AlexSandra's Vintage Emporium in north Portland also carries a large selection of vintage wedding dresses and is enjoying the vintage wedding boom. Owner Alex Sandra remembers a time when nobody wanted them.

"Now, it's almost exclusively what I do," she says. "With vintage wedding dresses, it's the quality of craftsmanship, the high quality materials and the fact that you can choose a style that is flattering to your body rather than just go with what is popular."

Even mainstream bridal gown stores that carry mostly modern-day dresses are getting into the vintage side.

Connie Bradley, owner of Richele Kay Bridal Consignment in Northeast Portland, carries about eight to 10 vintage dresses (mid-'60s and earlier) at any given time and sees a growing demand.

"It's very interesting," she says. "I think right now what is popular is the late '50s and early '60s when they used a lot of lace and very little embellishment. Even new dresses that are coming out right now are very similar in style. The big poof is out."

Adds Gross: "Vintage dresses are economical and ecological. But we are selling to cute modern brides -- not girls who go to rockabilly concerts."

To that end, she designed her bridal salon to look like a luxurious department store from the '50s or '60s. "I. Magnin or Bergdorf -- that was my inspiration," says Gross, who attended the Rhode Island School of Design for three years before moving back to her hometown of Portland in 1995. "I believe in the presentation and the art of it."
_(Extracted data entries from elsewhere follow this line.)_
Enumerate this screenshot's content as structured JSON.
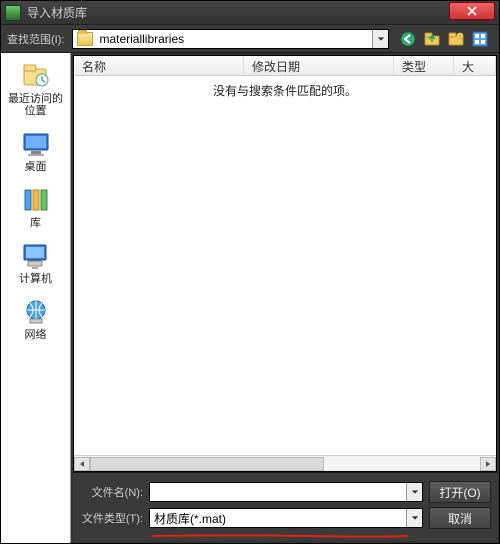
{
  "titlebar": {
    "title": "导入材质库"
  },
  "toolbar": {
    "lookin_label": "查找范围(I):",
    "path_text": "materiallibraries",
    "icons": {
      "back": "back-icon",
      "up": "up-icon",
      "newfolder": "newfolder-icon",
      "views": "views-icon"
    }
  },
  "sidebar": {
    "items": [
      {
        "key": "recent",
        "label": "最近访问的位置"
      },
      {
        "key": "desktop",
        "label": "桌面"
      },
      {
        "key": "libraries",
        "label": "库"
      },
      {
        "key": "computer",
        "label": "计算机"
      },
      {
        "key": "network",
        "label": "网络"
      }
    ]
  },
  "listview": {
    "columns": {
      "name": "名称",
      "date": "修改日期",
      "type": "类型",
      "size": "大"
    },
    "empty_message": "没有与搜索条件匹配的项。"
  },
  "bottom": {
    "filename_label": "文件名(N):",
    "filename_value": "",
    "filetype_label": "文件类型(T):",
    "filetype_value": "材质库(*.mat)",
    "open_label": "打开(O)",
    "cancel_label": "取消"
  }
}
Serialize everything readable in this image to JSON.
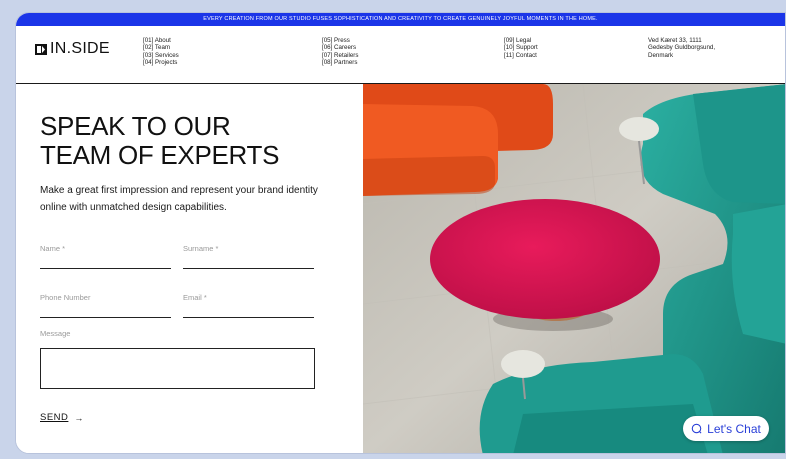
{
  "banner": {
    "text": "EVERY CREATION FROM OUR STUDIO FUSES SOPHISTICATION AND CREATIVITY TO CREATE GENUINELY JOYFUL MOMENTS IN THE HOME."
  },
  "brand": {
    "name": "IN.SIDE"
  },
  "nav": {
    "col1": [
      "[01] About",
      "[02] Team",
      "[03] Services",
      "[04] Projects"
    ],
    "col2": [
      "[05] Press",
      "[06] Careers",
      "[07] Retailers",
      "[08] Partners"
    ],
    "col3": [
      "[09] Legal",
      "[10] Support",
      "[11] Contact"
    ]
  },
  "address": [
    "Ved Kæret 33, 1111",
    "Gedesby Guldborgsund,",
    "Denmark"
  ],
  "hero": {
    "line1": "SPEAK TO OUR",
    "line2": "TEAM OF EXPERTS",
    "lead": "Make a great first impression and represent your brand identity online with unmatched design capabilities."
  },
  "form": {
    "name_label": "Name *",
    "surname_label": "Surname *",
    "phone_label": "Phone Number",
    "email_label": "Email *",
    "message_label": "Message",
    "send_label": "SEND",
    "send_arrow": "→"
  },
  "chat": {
    "label": "Let's Chat"
  },
  "colors": {
    "accent": "#1b35e8",
    "chat_text": "#2a40d8",
    "sofa_orange": "#e04a18",
    "sofa_teal": "#1f9b8f",
    "table_magenta": "#d6154f"
  },
  "icons": {
    "logo": "logo-mark-icon",
    "chat": "chat-bubble-icon",
    "send": "arrow-right-icon"
  }
}
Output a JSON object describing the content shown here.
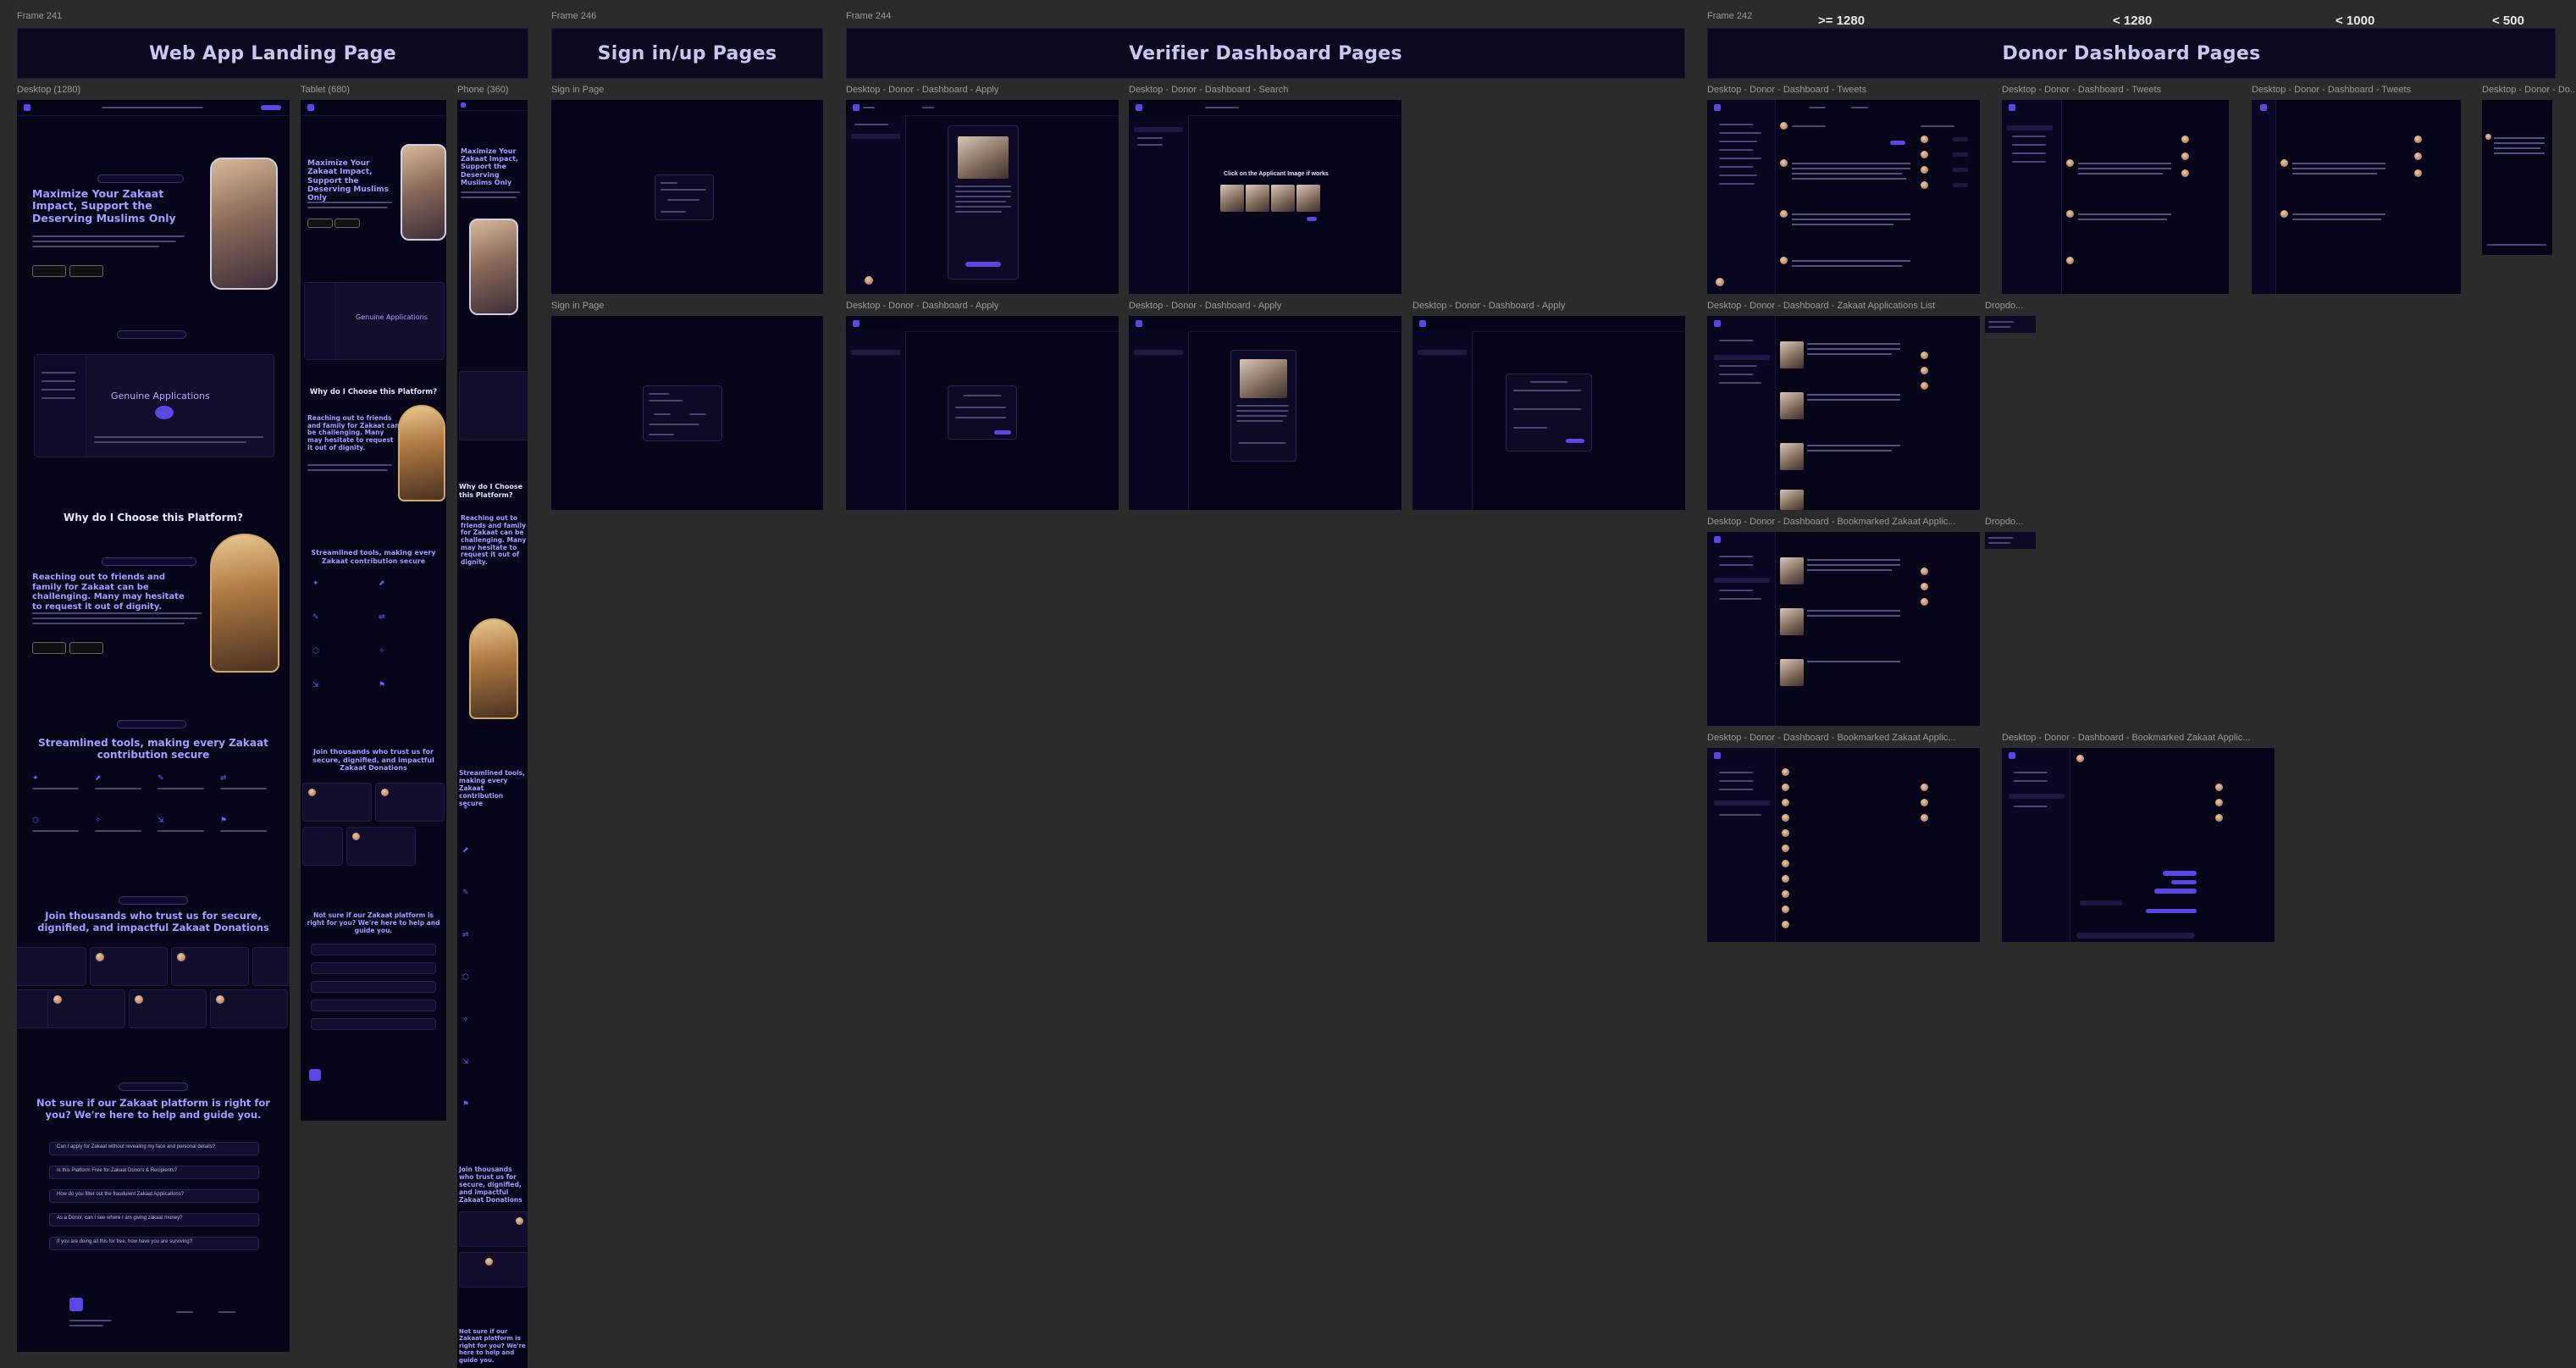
{
  "frames": {
    "f241": "Frame 241",
    "f246": "Frame 246",
    "f244": "Frame 244",
    "f242": "Frame 242"
  },
  "banners": {
    "landing": "Web App Landing Page",
    "signin": "Sign in/up Pages",
    "verifier": "Verifier Dashboard Pages",
    "donor": "Donor Dashboard Pages"
  },
  "breakpoints": [
    ">= 1280",
    "< 1280",
    "< 1000",
    "< 500"
  ],
  "screen_labels": {
    "desktop": "Desktop (1280)",
    "tablet": "Tablet (680)",
    "phone": "Phone (360)",
    "signin1": "Sign in Page",
    "signin2": "Sign in Page",
    "v_apply1": "Desktop - Donor - Dashboard - Apply",
    "v_search": "Desktop - Donor - Dashboard - Search",
    "v_apply2": "Desktop - Donor - Dashboard - Apply",
    "v_apply3": "Desktop - Donor - Dashboard - Apply",
    "v_apply4": "Desktop - Donor - Dashboard - Apply",
    "d_tweets1": "Desktop - Donor - Dashboard - Tweets",
    "d_tweets2": "Desktop - Donor - Dashboard - Tweets",
    "d_tweets3": "Desktop - Donor - Dashboard - Tweets",
    "d_tweets4": "Desktop - Donor - Do...",
    "d_list": "Desktop - Donor - Dashboard - Zakaat Applications List",
    "d_dropdown1": "Dropdo...",
    "d_bookmarked1": "Desktop - Donor - Dashboard - Bookmarked Zakaat Applic...",
    "d_dropdown2": "Dropdo...",
    "d_bookmarked2": "Desktop - Donor - Dashboard - Bookmarked Zakaat Applic...",
    "d_bookmarked3": "Desktop - Donor - Dashboard - Bookmarked Zakaat Applic..."
  },
  "landing": {
    "hero_title": "Maximize Your Zakaat Impact, Support the Deserving Muslims Only",
    "tablet_hero": "Maximize Your Zakaat Impact, Support the Deserving Muslims Only",
    "phone_hero": "Maximize Your Zakaat Impact, Support the Deserving Muslims Only",
    "genuine": "Genuine Applications",
    "why": "Why do I Choose this Platform?",
    "reaching": "Reaching out to friends and family for Zakaat can be challenging. Many may hesitate to request it out of dignity.",
    "tablet_reaching": "Reaching out to friends and family for Zakaat can be challenging. Many may hesitate to request it out of dignity.",
    "phone_reaching": "Reaching out to friends and family for Zakaat can be challenging. Many may hesitate to request it out of dignity.",
    "streamlined": "Streamlined tools, making every Zakaat contribution secure",
    "tablet_streamlined": "Streamlined tools, making every Zakaat contribution secure",
    "phone_streamlined": "Streamlined tools, making every Zakaat contribution secure",
    "join": "Join thousands who trust us for secure, dignified, and impactful Zakaat Donations",
    "tablet_join": "Join thousands who trust us for secure, dignified, and impactful Zakaat Donations",
    "phone_join": "Join thousands who trust us for secure, dignified, and impactful Zakaat Donations",
    "not_sure": "Not sure if our Zakaat platform is right for you? We're here to help and guide you.",
    "tablet_not_sure": "Not sure if our Zakaat platform is right for you? We're here to help and guide you.",
    "phone_not_sure": "Not sure if our Zakaat platform is right for you? We're here to help and guide you.",
    "phone_why": "Why do I Choose this Platform?",
    "tablet_why": "Why do I Choose this Platform?",
    "faqs": [
      "Can I apply for Zakaat without revealing my face and personal details?",
      "Is this Platform Free for Zakaat Donors & Recipients?",
      "How do you filter out the fraudulent Zakaat Applications?",
      "As a Donor, can I see where I am giving zakaat money?",
      "If you are doing all this for free, how have you are surviving?"
    ]
  },
  "verifier": {
    "search_prompt": "Click on the Applicant Image if works"
  },
  "colors": {
    "background": "#2b2b2b",
    "screen": "#07051a",
    "accent": "#5b46e6",
    "heading": "#a99bff"
  }
}
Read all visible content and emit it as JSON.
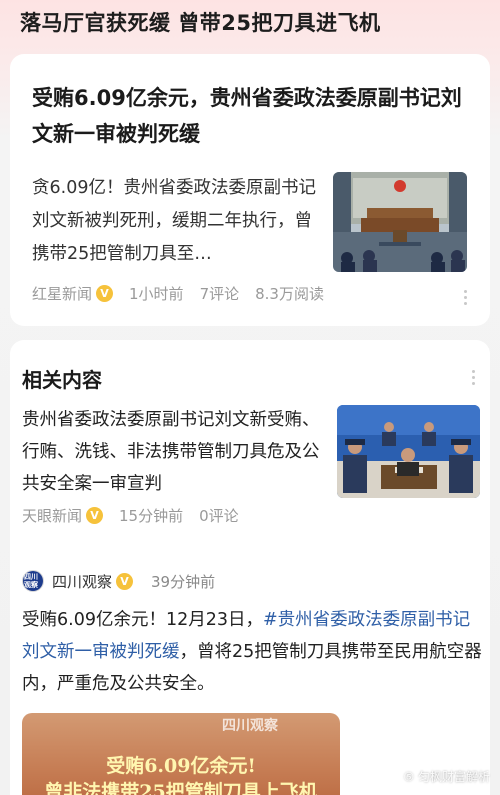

Sandra says she started collecting and fixing up vintage bridal gowns nearly 20 years ago, long before they were popular. "At 12, I started working at estate sales and eventually went to work with my mother at a local antiques shop. I also taught myself to sew. And about the only people in the market for sewing are brides."

In the early days, she came across vintage bridal gowns "that weren't quite right for the time we were in. But I felt so bad for them. So I would keep them and fix them."

Over the years, she amassed hundreds of old wedding dresses and finally had the idea to start a vintage bridal show with a milliner friend. Now in its third year, the Vintage Bridal Show will be held on March 23-24.

Unearthed gems 
Most old wedding dresses come to resale vendors from estates and other obscure sources.

Gross recently acquired 30 midcentury Priscilla of Boston bridal gowns when a Michigan bridal store closed its doors after decades. So far, she has sold 12 of them for $695 to $1,000. They range from '50s tulle-and-French lace ball gowns with cathedral length trains and hip bolsters to '60s silk-and-lace empire waist dresses with "Watteau" back trains.

Four "pretty great" mid- '60s gowns, including an unworn Oleg Cassini silk column gown with a low scoop neck and tie, came from the estate of a "shopaholic" in Lake Oswego, Gross says.

Vintage is big with the Hollywood set thanks to people like stylist Rachel Zoe and her vintage-clad celebrity clientele who sometimes pay the equivalent of a down payment on a middle-class house to wear an old Gucci frock.

Capricia Marshall, the U.S. Chief of Protocol, wore one of Gross' gowns to an event at the White House last year and a photo of her standing next to President Barack Obama that night ran in the national media. Then actress Carrie Brownstein wore one of Gross' gowns to the season premiere of her show, "Portlandia," last year and raved about Xtabay to People Magazine.

Then, Kristin Bauer, a star of HBO's "True Blood," wore a strapless dress from the Xtabay bridal salon to the show's 2012 premiere.

Brides, like celebrities, are always after that one-of-a-kind frock, Gross says.

"There is a certain amount of ceremonial sacredness to these wedding dresses that is lost a little bit today. I feel like a lot of today's brides look like a Miss Universe contestant rather than someone who is part of a sacred ceremony. But these have all the little details that make them special."